La boucle des portes de la nuit

Publié le 5 avril 2017

Les films en une nuit sont des boucles. Je voulais vérifier ça en regardant “Les portes de la nuit” de  Marcel Carné, voir s’il était comme “After Hours” de Martin Scorsese que j’avais vu en salle, à sa sortie.

Réponse : Oui, “Les portes de la nuit” est une boucle.

Je me suis demandé combien j’avais vu de films dont l’action se déroule en une nuit ?

L’extraordinaire “Qui a peur de Virginia Woolf ?”, je crois… et je suppose presque tous les films d’horreur… 

Trouve sur le web une page qui recense les films dont l’action se déroule en moins de 24h… Il y en a une pelletée, et majoritairement des saletés. La concision temporelle n’est pas un gage de qualité…

Et donc, “les portes de la nuit“. Pas l’impression de l’avoir déjà vu. Film beau, mais chiant (apparemment, un critique l’avait rebaptisé “les portes de l’ennui” à sa sortie), relativement dispensable et surtout terriblement sinistre. Bon, c’est du Carné…

On comprend que le public, après la fête de la Libération, n’a pas eu très envie de se plonger dans cette poisse morale aussi noire que froide, sans issue puisque déjà écrite par “le destin” joué par Jean Vilar en oiseau de mauvais augure. Rôle étrange quand même, ce clochard-destin, réminiscence du cœur du théâtre classique, qui balance au personnage, et donc à nous, à peu près tout ce qui va se passer juste après… Un film autospoilé ! Encore une collection à faire : les films autospoilés. (Carné est un habitué, avec “Le jour se lève” 1939, entièrement en flashback)

D’aujourd’hui, il semble évident que ce film de 1946 était dès sa sortie formellement daté, qu’il ressasse encore les codes des fictions d’avant-guerre, mais il semble aussi incroyablement audacieux par le traitement à chaud de la plaie juste frémissante de la collaboration, des trahisons et des compromissions, des deuils et des vengeances…

Comme quoi le cinéma français savait aussi prendre à bras le corps l’Histoire contemporaine. Pourtant, il n’est pas seulement chiant, il foire aussi ça, en n’assumant pas son sujet “brûlant”. La guerre qui agonise dans une grande dépression collective passe au second plan, derrière… une simple rencontre amoureuse ! et le désir de vengeance des résistants torturés qu’on sent frémir à chaque plan terminera avorté, mou et presque ridicule. Les traumatismes de la guerre seront éclipsés en douceur, en mollesse même,  par une bête scène de jalousie amoureuse peu convaincante. Il faut dire que le casting de remplacement…  Nathalie Nattier qui remplace Marlène Dietrich et Yves Montand bébé pour un rôle écrit pour Jean Gabin… Il suffit d’y penser pendant le film pour se rendre compte que le corps des acteurs, ça compte pas mal pour porter la fiction… Quand même… Dommage…

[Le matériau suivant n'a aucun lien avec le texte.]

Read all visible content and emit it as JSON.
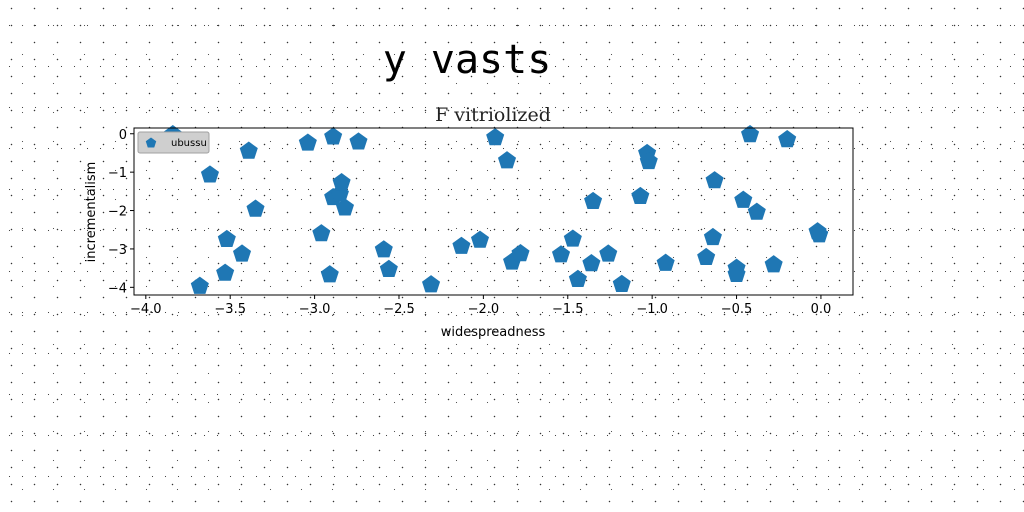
{
  "page": {
    "title": "y vasts"
  },
  "chart_data": {
    "type": "scatter",
    "title": "F vitriolized",
    "xlabel": "widespreadness",
    "ylabel": "incrementalism",
    "xlim": [
      -4.07,
      0.19
    ],
    "ylim": [
      -4.2,
      0.15
    ],
    "xticks": [
      -4.0,
      -3.5,
      -3.0,
      -2.5,
      -2.0,
      -1.5,
      -1.0,
      -0.5,
      0.0
    ],
    "xtick_labels": [
      "−4.0",
      "−3.5",
      "−3.0",
      "−2.5",
      "−2.0",
      "−1.5",
      "−1.0",
      "−0.5",
      "0.0"
    ],
    "yticks": [
      0,
      -1,
      -2,
      -3,
      -4
    ],
    "ytick_labels": [
      "0",
      "−1",
      "−2",
      "−3",
      "−4"
    ],
    "grid": false,
    "legend": {
      "position": "upper left",
      "entries": [
        "ubussu"
      ]
    },
    "series": [
      {
        "name": "ubussu",
        "color": "#1f77b4",
        "marker": "pentagon",
        "points": [
          [
            -3.84,
            -0.02
          ],
          [
            -3.68,
            -3.97
          ],
          [
            -3.62,
            -1.07
          ],
          [
            -3.53,
            -3.63
          ],
          [
            -3.52,
            -2.75
          ],
          [
            -3.43,
            -3.13
          ],
          [
            -3.39,
            -0.45
          ],
          [
            -3.35,
            -1.96
          ],
          [
            -3.04,
            -0.24
          ],
          [
            -2.96,
            -2.6
          ],
          [
            -2.91,
            -3.67
          ],
          [
            -2.89,
            -0.08
          ],
          [
            -2.89,
            -1.66
          ],
          [
            -2.85,
            -1.57
          ],
          [
            -2.84,
            -1.27
          ],
          [
            -2.82,
            -1.93
          ],
          [
            -2.74,
            -0.21
          ],
          [
            -2.59,
            -3.02
          ],
          [
            -2.56,
            -3.53
          ],
          [
            -2.31,
            -3.93
          ],
          [
            -2.13,
            -2.93
          ],
          [
            -2.02,
            -2.77
          ],
          [
            -1.93,
            -0.1
          ],
          [
            -1.86,
            -0.7
          ],
          [
            -1.83,
            -3.34
          ],
          [
            -1.78,
            -3.12
          ],
          [
            -1.54,
            -3.15
          ],
          [
            -1.47,
            -2.74
          ],
          [
            -1.44,
            -3.79
          ],
          [
            -1.36,
            -3.38
          ],
          [
            -1.35,
            -1.76
          ],
          [
            -1.26,
            -3.13
          ],
          [
            -1.18,
            -3.92
          ],
          [
            -1.07,
            -1.63
          ],
          [
            -1.03,
            -0.51
          ],
          [
            -1.02,
            -0.72
          ],
          [
            -0.92,
            -3.37
          ],
          [
            -0.68,
            -3.22
          ],
          [
            -0.64,
            -2.7
          ],
          [
            -0.63,
            -1.22
          ],
          [
            -0.5,
            -3.5
          ],
          [
            -0.5,
            -3.66
          ],
          [
            -0.46,
            -1.73
          ],
          [
            -0.42,
            -0.02
          ],
          [
            -0.38,
            -2.04
          ],
          [
            -0.28,
            -3.41
          ],
          [
            -0.2,
            -0.15
          ],
          [
            -0.02,
            -2.55
          ],
          [
            -0.01,
            -2.63
          ]
        ]
      }
    ]
  }
}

Et la boucle ? Truc de mise en scène. Truc facile, truc formel. Plan général de la ville – Métro – arrivée – action – départ – Métro – Plan général de la ville. Il est intéressant quand même de se demander pourquoi un film en temps ramassé, en une nuit où en 24 h, doit être une boucle ? Comme s’il fallait calquer le temps de la narration sur le cycle solaire ? J’avais déjà abordé l’opposition entre temps cyclique et temps linéaire dans La boucle numérique (sur le GIF animé, etc.) 

Le cycle est une structure facile, comme une évidence, mais le cycle interdit la possibilité du drame (ou permet de tenter de l’éviter, comme dans “Oblivion” pour l’Histoire, ou “Un jour sans fin” pour les petites histoires…). hé oui, le temps linéaire est indispensable à la fiction !

Le scénario de Jacques Prévert est d’un classicisme assumé, avec ce personnage omniscient qui s’annonce lui-même comme “le destin” et ce temps cyclique d’une journée comme boucle temporelle. Mais le temps linéaire impose sa loi, car si le drame était déjà écrit, énoncé par jean Vilard, et que le film est formellement une boucle, temps mythique, la guerre se termine dans le temps linéaire de l’Histoire comme l’amour meurt dans le temps linéaire des histoires d’amour et au petit matin, plus rien ne sera comme avant.